693 pp. With 22 lithograph plates; 5 maps, 3 of them folding (including 1 loose in rear endpaper pocket). (8vo), original blindstamped brown cloth, spine lettered in gilt. Housed in a custom brown morocco and cloth drop-backed box. First Edition, Senate Issue.
Frémont's most important work, chronicling his seminal expeditions that revealed the paths and trails that were to be the highways by which the gold seekers would rush to California beginning in 1849, with his important large map of the West.

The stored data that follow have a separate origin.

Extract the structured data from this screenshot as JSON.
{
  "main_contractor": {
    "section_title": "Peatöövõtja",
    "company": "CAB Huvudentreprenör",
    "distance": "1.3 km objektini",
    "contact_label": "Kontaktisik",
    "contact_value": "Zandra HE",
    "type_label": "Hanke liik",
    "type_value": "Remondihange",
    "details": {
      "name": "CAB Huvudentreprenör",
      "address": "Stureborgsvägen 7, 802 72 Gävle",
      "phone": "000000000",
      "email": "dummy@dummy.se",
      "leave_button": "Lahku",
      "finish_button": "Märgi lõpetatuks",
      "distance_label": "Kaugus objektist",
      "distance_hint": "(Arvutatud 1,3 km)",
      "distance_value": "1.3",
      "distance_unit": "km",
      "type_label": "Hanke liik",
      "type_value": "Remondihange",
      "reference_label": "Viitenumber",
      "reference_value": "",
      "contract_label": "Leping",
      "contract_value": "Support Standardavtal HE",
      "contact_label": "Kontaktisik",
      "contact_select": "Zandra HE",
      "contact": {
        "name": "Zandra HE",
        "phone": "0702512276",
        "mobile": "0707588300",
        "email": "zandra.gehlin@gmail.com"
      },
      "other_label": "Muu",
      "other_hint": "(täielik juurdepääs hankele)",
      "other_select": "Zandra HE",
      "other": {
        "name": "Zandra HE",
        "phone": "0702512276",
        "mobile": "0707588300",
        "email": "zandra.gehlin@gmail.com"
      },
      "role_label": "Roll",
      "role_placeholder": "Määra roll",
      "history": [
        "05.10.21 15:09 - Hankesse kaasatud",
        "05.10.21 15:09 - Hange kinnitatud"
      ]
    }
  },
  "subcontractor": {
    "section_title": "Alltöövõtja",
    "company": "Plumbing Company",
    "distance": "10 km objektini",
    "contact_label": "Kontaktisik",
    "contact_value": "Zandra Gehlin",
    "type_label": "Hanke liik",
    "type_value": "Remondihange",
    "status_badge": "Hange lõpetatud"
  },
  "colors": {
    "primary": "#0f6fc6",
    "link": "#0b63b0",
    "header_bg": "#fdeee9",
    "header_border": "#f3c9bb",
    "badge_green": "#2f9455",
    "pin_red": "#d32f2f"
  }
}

The first portion of the work reprints Frémont's report of 1843, covering his 1842 expedition to the Rocky Mountains, the second portion records his expedition of 1843-1844, delineating the major sections of the route subsequently followed by thousands of Oregon immigrants. This Senate issue contains scientific data not present in the smaller House issue. Wheat describes the map at great length, and attaches great importance to it: "The year 1845, however, though otherwise somewhat cartographically barren, because of a single event is in fact one of the towering years in the story of Western Cartography. In that year John C. Frémont's report of his journey to Oregon and California in 1843-44 was published. This report and the Frémont (Preuss) map which accompanied it, changed the entire picture of the West, and made a lasting contribution to cartography...." Cowan p.223-4; Graff 1436; Howes F370; Wagner-Camp 115:1; Wheat Transmississippi Vol. II, pp.194-200, Map 497; Zamorano Eighty 39.
Condition:
Light wear and spotting to cloth; light foxing; one panel of map backed with linen (repairing a short tear), some light wear at folds; very good, better than typically encountered, in a fine custom box.